Formed from the breakup of respected Indie Rock band Smith Westerns, Whitney has now debuted their second studio album, Forever Turned Around.  Whitney draws a similar sound from their predecessor, but with a softer, more soulful twist, and this sound seems to only solidify itself further with their newest release.  Whether it’s a good or bad thing, Whitney hasn’t strayed far from their musical character in Forever Turned Around.

Clocking in at a bit over thirty-two minutes, Forever Turned Around features sleepy melodies and wistful lyricism that are complimented well by intermittent guitar work and a horn section that all seem to know their place in the mix, none of which attempting to outshine each other.  Vocalist Julien Ehrlich’s gentle falsetto usually leads the way throughout the album, and the supportive horn section is surely a pleasant surprise for those who tend to gravitate more around standard Indie Rock acts.
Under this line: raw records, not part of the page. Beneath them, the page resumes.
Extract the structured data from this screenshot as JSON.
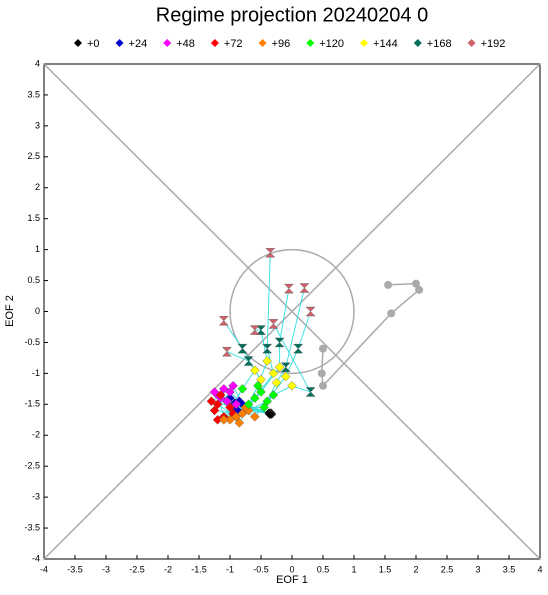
{
  "chart_data": {
    "type": "scatter",
    "title": "Regime projection 20240204 0",
    "x_label": "EOF 1",
    "y_label": "EOF 2",
    "xlim": [
      -4,
      4
    ],
    "ylim": [
      -4,
      4
    ],
    "xticks": [
      -4,
      -3.5,
      -3,
      -2.5,
      -2,
      -1.5,
      -1,
      -0.5,
      0,
      0.5,
      1,
      1.5,
      2,
      2.5,
      3,
      3.5,
      4
    ],
    "yticks": [
      -4,
      -3.5,
      -3,
      -2.5,
      -2,
      -1.5,
      -1,
      -0.5,
      0,
      0.5,
      1,
      1.5,
      2,
      2.5,
      3,
      3.5,
      4
    ],
    "track": {
      "color": "#aaaaaa",
      "x": [
        1.55,
        2.0,
        2.05,
        1.6,
        0.5,
        0.48,
        0.5
      ],
      "y": [
        0.43,
        0.45,
        0.35,
        -0.03,
        -1.2,
        -1.0,
        -0.6
      ]
    },
    "member_line_color": "#40e0e0",
    "series": [
      {
        "name": "+0",
        "color": "#000000",
        "marker": "diamond",
        "x": [
          -0.35,
          -0.36,
          -0.34,
          -0.35,
          -0.33,
          -0.37,
          -0.35,
          -0.36
        ],
        "y": [
          -1.65,
          -1.66,
          -1.64,
          -1.65,
          -1.66,
          -1.64,
          -1.65,
          -1.66
        ]
      },
      {
        "name": "+24",
        "color": "#0000cc",
        "marker": "diamond",
        "x": [
          -0.9,
          -0.85,
          -0.95,
          -0.8,
          -1.0,
          -0.88,
          -0.92,
          -0.75
        ],
        "y": [
          -1.5,
          -1.45,
          -1.55,
          -1.5,
          -1.4,
          -1.6,
          -1.48,
          -1.55
        ]
      },
      {
        "name": "+48",
        "color": "#ff00ff",
        "marker": "diamond",
        "x": [
          -1.1,
          -1.0,
          -1.2,
          -0.95,
          -1.15,
          -1.05,
          -1.25,
          -0.9
        ],
        "y": [
          -1.25,
          -1.3,
          -1.35,
          -1.2,
          -1.4,
          -1.45,
          -1.3,
          -1.5
        ]
      },
      {
        "name": "+72",
        "color": "#ff0000",
        "marker": "diamond",
        "x": [
          -1.2,
          -1.25,
          -1.1,
          -1.3,
          -1.0,
          -1.15,
          -0.95,
          -1.2
        ],
        "y": [
          -1.5,
          -1.6,
          -1.7,
          -1.45,
          -1.55,
          -1.35,
          -1.65,
          -1.75
        ]
      },
      {
        "name": "+96",
        "color": "#ff8000",
        "marker": "diamond",
        "x": [
          -0.9,
          -0.8,
          -1.0,
          -0.7,
          -0.85,
          -0.6,
          -1.1,
          -0.75
        ],
        "y": [
          -1.7,
          -1.65,
          -1.75,
          -1.6,
          -1.8,
          -1.7,
          -1.75,
          -1.55
        ]
      },
      {
        "name": "+120",
        "color": "#00ff00",
        "marker": "diamond",
        "x": [
          -0.6,
          -0.5,
          -0.7,
          -0.4,
          -0.55,
          -0.3,
          -0.8,
          -0.45
        ],
        "y": [
          -1.4,
          -1.3,
          -1.5,
          -1.45,
          -1.2,
          -1.35,
          -1.25,
          -1.55
        ]
      },
      {
        "name": "+144",
        "color": "#ffff00",
        "marker": "diamond",
        "x": [
          -0.3,
          -0.2,
          -0.5,
          -0.1,
          -0.4,
          0.0,
          -0.6,
          -0.25
        ],
        "y": [
          -1.0,
          -0.9,
          -1.1,
          -1.05,
          -0.8,
          -1.2,
          -0.95,
          -1.15
        ]
      },
      {
        "name": "+168",
        "color": "#00705a",
        "marker": "hourglass",
        "x": [
          -0.4,
          -0.2,
          -0.7,
          0.1,
          -0.5,
          0.3,
          -0.8,
          -0.1
        ],
        "y": [
          -0.6,
          -0.5,
          -0.8,
          -0.6,
          -0.3,
          -1.3,
          -0.6,
          -0.9
        ]
      },
      {
        "name": "+192",
        "color": "#d0606a",
        "marker": "hourglass",
        "x": [
          -0.35,
          -0.05,
          -1.05,
          0.3,
          -0.6,
          -0.3,
          -1.1,
          0.2
        ],
        "y": [
          0.95,
          0.37,
          -0.65,
          0.0,
          -0.3,
          -0.2,
          -0.15,
          0.38
        ]
      }
    ]
  }
}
There are a variety of things that Whitney can be commended for on Forever Turned Around.  For one, the band’s ability to just nail a certain “melancholic but not quite depressive” vibe on the entirety of this album is impressive.  There truly are not any tracks that seem to run astray and stick too much out, as if they don’t belong or agree with the general sound the record goes for.  The album’s lone instrumental, Rhododendron, for example, is a welcomed breath of fresh air rather than an out of place interlude.  All in all, the imagery and warmth Forever Turned Around delivers is without a doubt its most memorable aspect.
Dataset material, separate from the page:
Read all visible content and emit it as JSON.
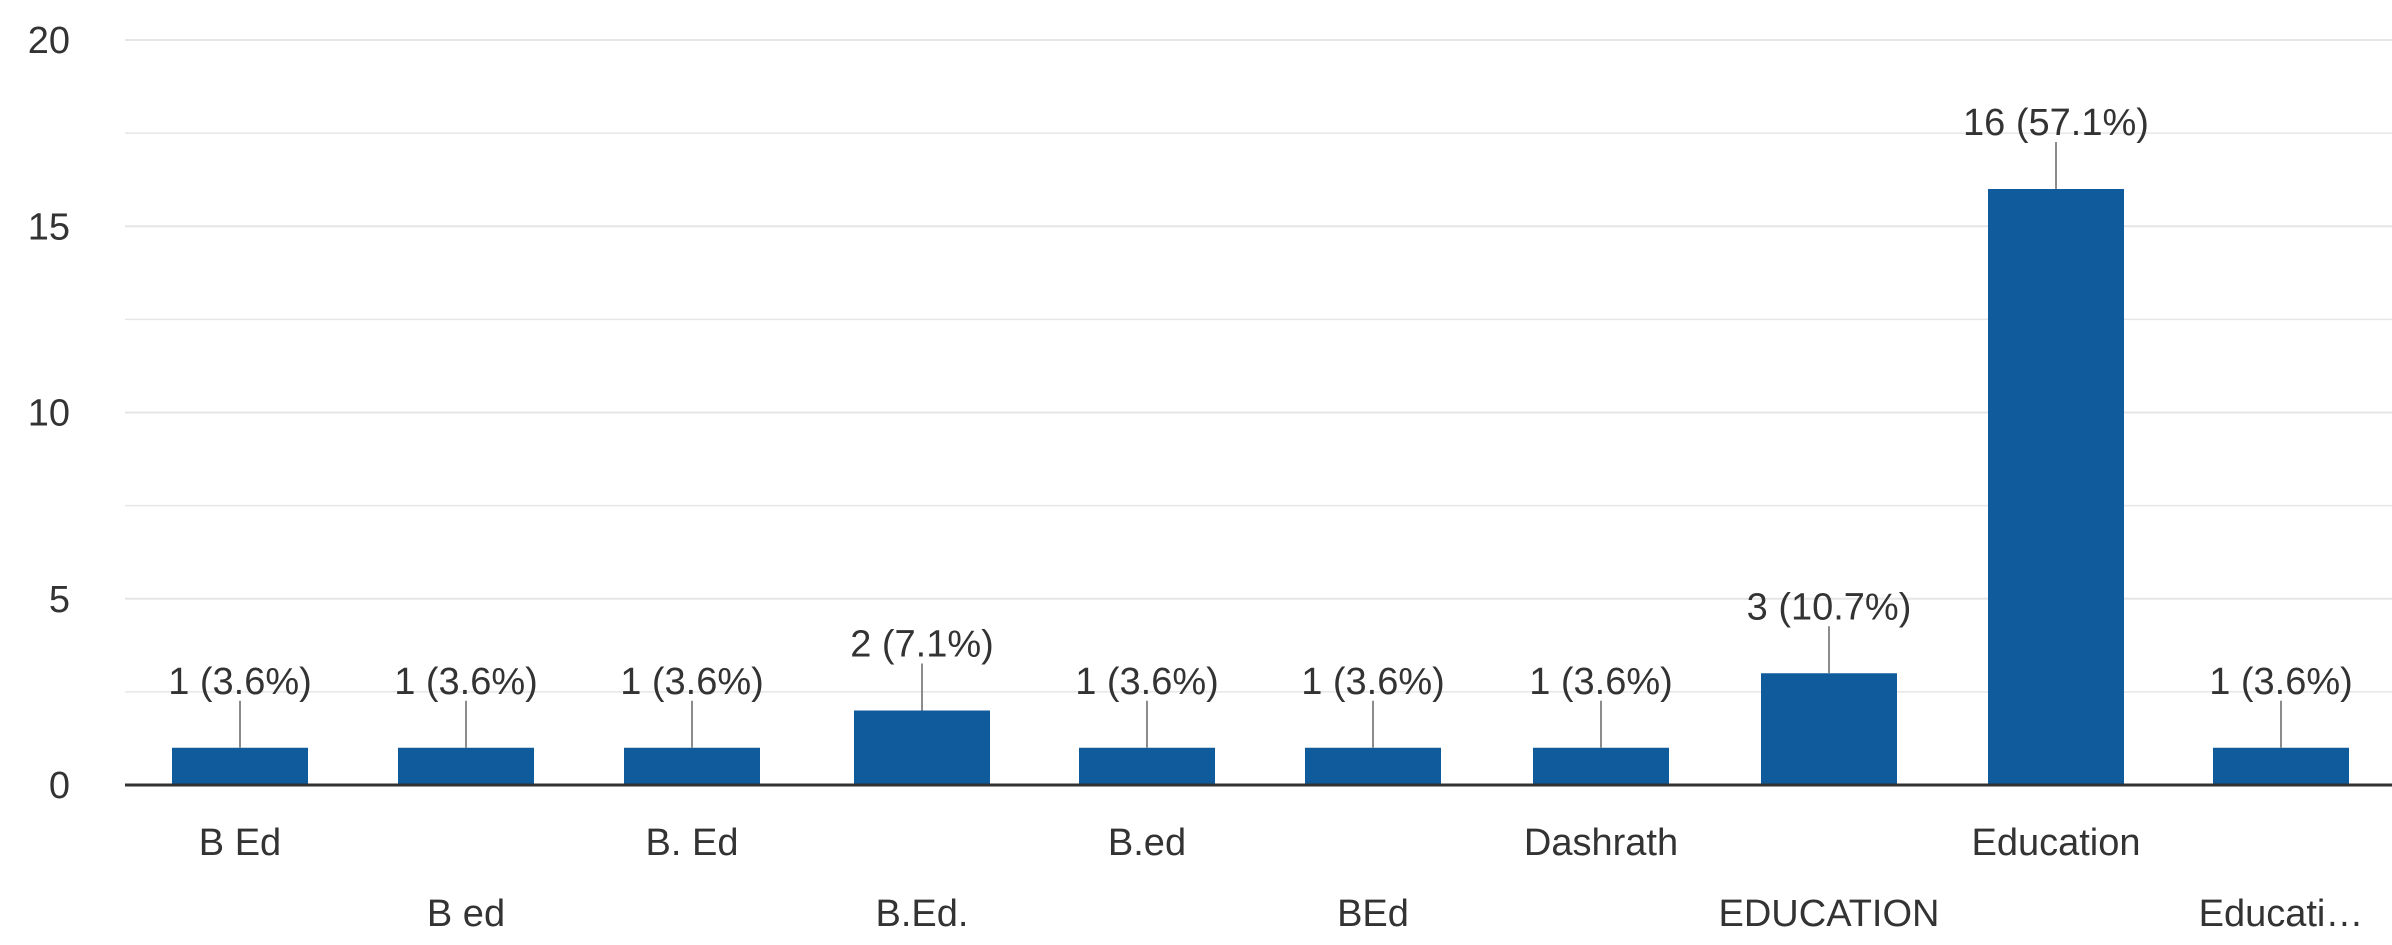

On the other hand, though, perhaps the biggest issue with Forever Turned Around is also one of its strengths: how cohesive the album is, be it in sound or lyricism.  There were multiple points in the album where, if not paying much attention, one would barely notice a change in tracks given their similarity.  The lyricism easily achieves the imagery and themes it sets out to, although lines of “drifting away” in relationships and other tropes become a bit too heavily relied on, and this truly damages each track’s ability to stand apart one from one another.  In a more critical sense, the way each track blends into the next makes it hard for the album to not be dismissed as a bit monotonous and the songs on their own forgettable.
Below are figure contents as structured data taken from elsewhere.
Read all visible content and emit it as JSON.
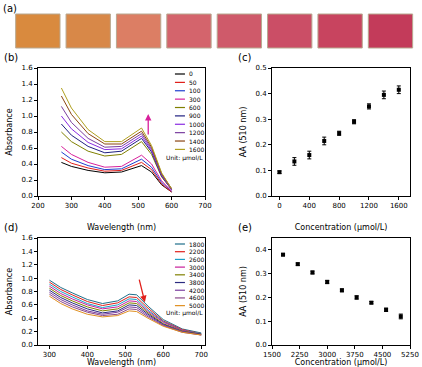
{
  "chart_data": [
    {
      "type": "swatches",
      "title": "(a)",
      "colors": [
        "#d98a3e",
        "#d88848",
        "#dc7e64",
        "#d4646c",
        "#cf5a6a",
        "#cb4e66",
        "#c8445f",
        "#c33b5a"
      ]
    },
    {
      "type": "line",
      "title": "(b)",
      "x_label": "Wavelength (nm)",
      "y_label": "Absorbance",
      "x": [
        270,
        300,
        350,
        400,
        450,
        480,
        510,
        540,
        570,
        600
      ],
      "series": [
        {
          "name": "0",
          "color": "#000000",
          "values": [
            0.42,
            0.37,
            0.32,
            0.29,
            0.3,
            0.34,
            0.38,
            0.3,
            0.14,
            0.05
          ]
        },
        {
          "name": "50",
          "color": "#e0201b",
          "values": [
            0.48,
            0.41,
            0.35,
            0.31,
            0.32,
            0.37,
            0.42,
            0.33,
            0.15,
            0.05
          ]
        },
        {
          "name": "100",
          "color": "#1f3fd0",
          "values": [
            0.55,
            0.46,
            0.38,
            0.33,
            0.34,
            0.4,
            0.46,
            0.36,
            0.17,
            0.06
          ]
        },
        {
          "name": "300",
          "color": "#d8209b",
          "values": [
            0.62,
            0.52,
            0.42,
            0.36,
            0.37,
            0.44,
            0.51,
            0.4,
            0.19,
            0.06
          ]
        },
        {
          "name": "600",
          "color": "#808000",
          "values": [
            0.8,
            0.68,
            0.56,
            0.5,
            0.52,
            0.6,
            0.68,
            0.52,
            0.24,
            0.08
          ]
        },
        {
          "name": "900",
          "color": "#202080",
          "values": [
            0.9,
            0.76,
            0.62,
            0.54,
            0.56,
            0.64,
            0.72,
            0.55,
            0.25,
            0.08
          ]
        },
        {
          "name": "1000",
          "color": "#8a2be2",
          "values": [
            1.0,
            0.84,
            0.67,
            0.58,
            0.59,
            0.67,
            0.75,
            0.57,
            0.26,
            0.08
          ]
        },
        {
          "name": "1200",
          "color": "#7b3fa0",
          "values": [
            1.12,
            0.92,
            0.72,
            0.61,
            0.62,
            0.7,
            0.78,
            0.59,
            0.27,
            0.09
          ]
        },
        {
          "name": "1400",
          "color": "#8b4513",
          "values": [
            1.25,
            1.02,
            0.78,
            0.65,
            0.65,
            0.73,
            0.81,
            0.61,
            0.28,
            0.09
          ]
        },
        {
          "name": "1600",
          "color": "#b0a020",
          "values": [
            1.35,
            1.1,
            0.83,
            0.68,
            0.68,
            0.76,
            0.85,
            0.63,
            0.29,
            0.09
          ]
        }
      ],
      "annotations": [
        "Unit: μmol/L"
      ],
      "legend": "upper right",
      "xlim": [
        200,
        700
      ],
      "xticks": [
        200,
        300,
        400,
        500,
        600,
        700
      ],
      "ylim": [
        0,
        1.6
      ],
      "yticks": [
        {
          "value": 0,
          "label": "0.0"
        },
        0.2,
        0.4,
        0.6,
        0.8,
        {
          "value": 1,
          "label": "1.0"
        },
        1.2,
        1.4,
        1.6
      ]
    },
    {
      "type": "scatter",
      "title": "(c)",
      "x_label": "Concentration (μmol/L)",
      "y_label": "AA (510 nm)",
      "x": [
        0,
        200,
        400,
        600,
        800,
        1000,
        1200,
        1400,
        1600
      ],
      "values": [
        0.093,
        0.135,
        0.16,
        0.215,
        0.245,
        0.29,
        0.35,
        0.395,
        0.415
      ],
      "errors": [
        0.005,
        0.015,
        0.015,
        0.015,
        0.008,
        0.008,
        0.01,
        0.015,
        0.015
      ],
      "color": "#000000",
      "marker": "square",
      "xlim": [
        -100,
        1750
      ],
      "xticks": [
        0,
        400,
        800,
        1200,
        1600
      ],
      "ylim": [
        0,
        0.5
      ],
      "yticks": [
        {
          "value": 0,
          "label": "0.0"
        },
        0.1,
        0.2,
        0.3,
        0.4,
        0.5
      ]
    },
    {
      "type": "line",
      "title": "(d)",
      "x_label": "Wavelength (nm)",
      "y_label": "Absorbance",
      "x": [
        300,
        330,
        360,
        400,
        440,
        480,
        510,
        530,
        560,
        600,
        650,
        700
      ],
      "series": [
        {
          "name": "1800",
          "color": "#1f6f8b",
          "values": [
            0.97,
            0.86,
            0.78,
            0.68,
            0.62,
            0.66,
            0.76,
            0.75,
            0.58,
            0.38,
            0.24,
            0.18
          ]
        },
        {
          "name": "2200",
          "color": "#e0201b",
          "values": [
            0.94,
            0.83,
            0.75,
            0.65,
            0.59,
            0.63,
            0.72,
            0.71,
            0.55,
            0.36,
            0.23,
            0.17
          ]
        },
        {
          "name": "2600",
          "color": "#1aa0c8",
          "values": [
            0.91,
            0.8,
            0.72,
            0.62,
            0.56,
            0.6,
            0.69,
            0.68,
            0.52,
            0.35,
            0.22,
            0.17
          ]
        },
        {
          "name": "3000",
          "color": "#c8209b",
          "values": [
            0.88,
            0.77,
            0.69,
            0.6,
            0.54,
            0.57,
            0.66,
            0.65,
            0.5,
            0.34,
            0.22,
            0.16
          ]
        },
        {
          "name": "3400",
          "color": "#808000",
          "values": [
            0.85,
            0.74,
            0.66,
            0.57,
            0.51,
            0.54,
            0.63,
            0.62,
            0.48,
            0.32,
            0.21,
            0.16
          ]
        },
        {
          "name": "3800",
          "color": "#2b2b80",
          "values": [
            0.82,
            0.71,
            0.63,
            0.54,
            0.48,
            0.51,
            0.6,
            0.59,
            0.46,
            0.31,
            0.2,
            0.16
          ]
        },
        {
          "name": "4200",
          "color": "#7b3fa0",
          "values": [
            0.79,
            0.68,
            0.6,
            0.51,
            0.46,
            0.49,
            0.57,
            0.56,
            0.44,
            0.3,
            0.2,
            0.15
          ]
        },
        {
          "name": "4600",
          "color": "#8b4a8b",
          "values": [
            0.76,
            0.65,
            0.57,
            0.49,
            0.44,
            0.46,
            0.54,
            0.53,
            0.42,
            0.29,
            0.19,
            0.15
          ]
        },
        {
          "name": "5000",
          "color": "#e09020",
          "values": [
            0.73,
            0.62,
            0.54,
            0.46,
            0.42,
            0.44,
            0.51,
            0.5,
            0.4,
            0.28,
            0.19,
            0.15
          ]
        }
      ],
      "annotations": [
        "Unit: μmol/L"
      ],
      "legend": "upper right",
      "xlim": [
        270,
        710
      ],
      "xticks": [
        300,
        400,
        500,
        600,
        700
      ],
      "ylim": [
        0,
        1.6
      ],
      "yticks": [
        {
          "value": 0,
          "label": "0.0"
        },
        0.2,
        0.4,
        0.6,
        0.8,
        {
          "value": 1,
          "label": "1.0"
        },
        1.2,
        1.4,
        1.6
      ]
    },
    {
      "type": "scatter",
      "title": "(e)",
      "x_label": "Concentration (μmol/L)",
      "y_label": "AA (510 nm)",
      "x": [
        1800,
        2200,
        2600,
        3000,
        3400,
        3800,
        4200,
        4600,
        5000
      ],
      "values": [
        0.38,
        0.34,
        0.305,
        0.265,
        0.23,
        0.2,
        0.178,
        0.148,
        0.12
      ],
      "errors": [
        0.005,
        0.005,
        0.006,
        0.007,
        0.006,
        0.007,
        0.005,
        0.007,
        0.01
      ],
      "color": "#000000",
      "marker": "square",
      "xlim": [
        1500,
        5250
      ],
      "xticks": [
        1500,
        2250,
        3000,
        3750,
        4500,
        5250
      ],
      "ylim": [
        0,
        0.45
      ],
      "yticks": [
        {
          "value": 0,
          "label": "0.0"
        },
        0.1,
        0.2,
        0.3,
        0.4
      ]
    }
  ]
}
With all this in mind, it’s hard to imagine that Whitney has failed their hardcore fans on this sophomore release.  Forever Turned Around is a solid stepping stone in Whitney’s discography that delivers a consistent and reliable sound, while still giving ample room to grow and flourish.  At the end of the day, Forever Turned Around just cements the idea that Whitney’s steadiness in their music can be a positive or negative aspect, depending on who you ask.


Rating: 7.4/10

Rad Tracks: Used To Be Lonely, Rhododendron

Not So Rad Tracks: My Life Alone, Day & Night


Forever Turned Around is streaming everywhere now.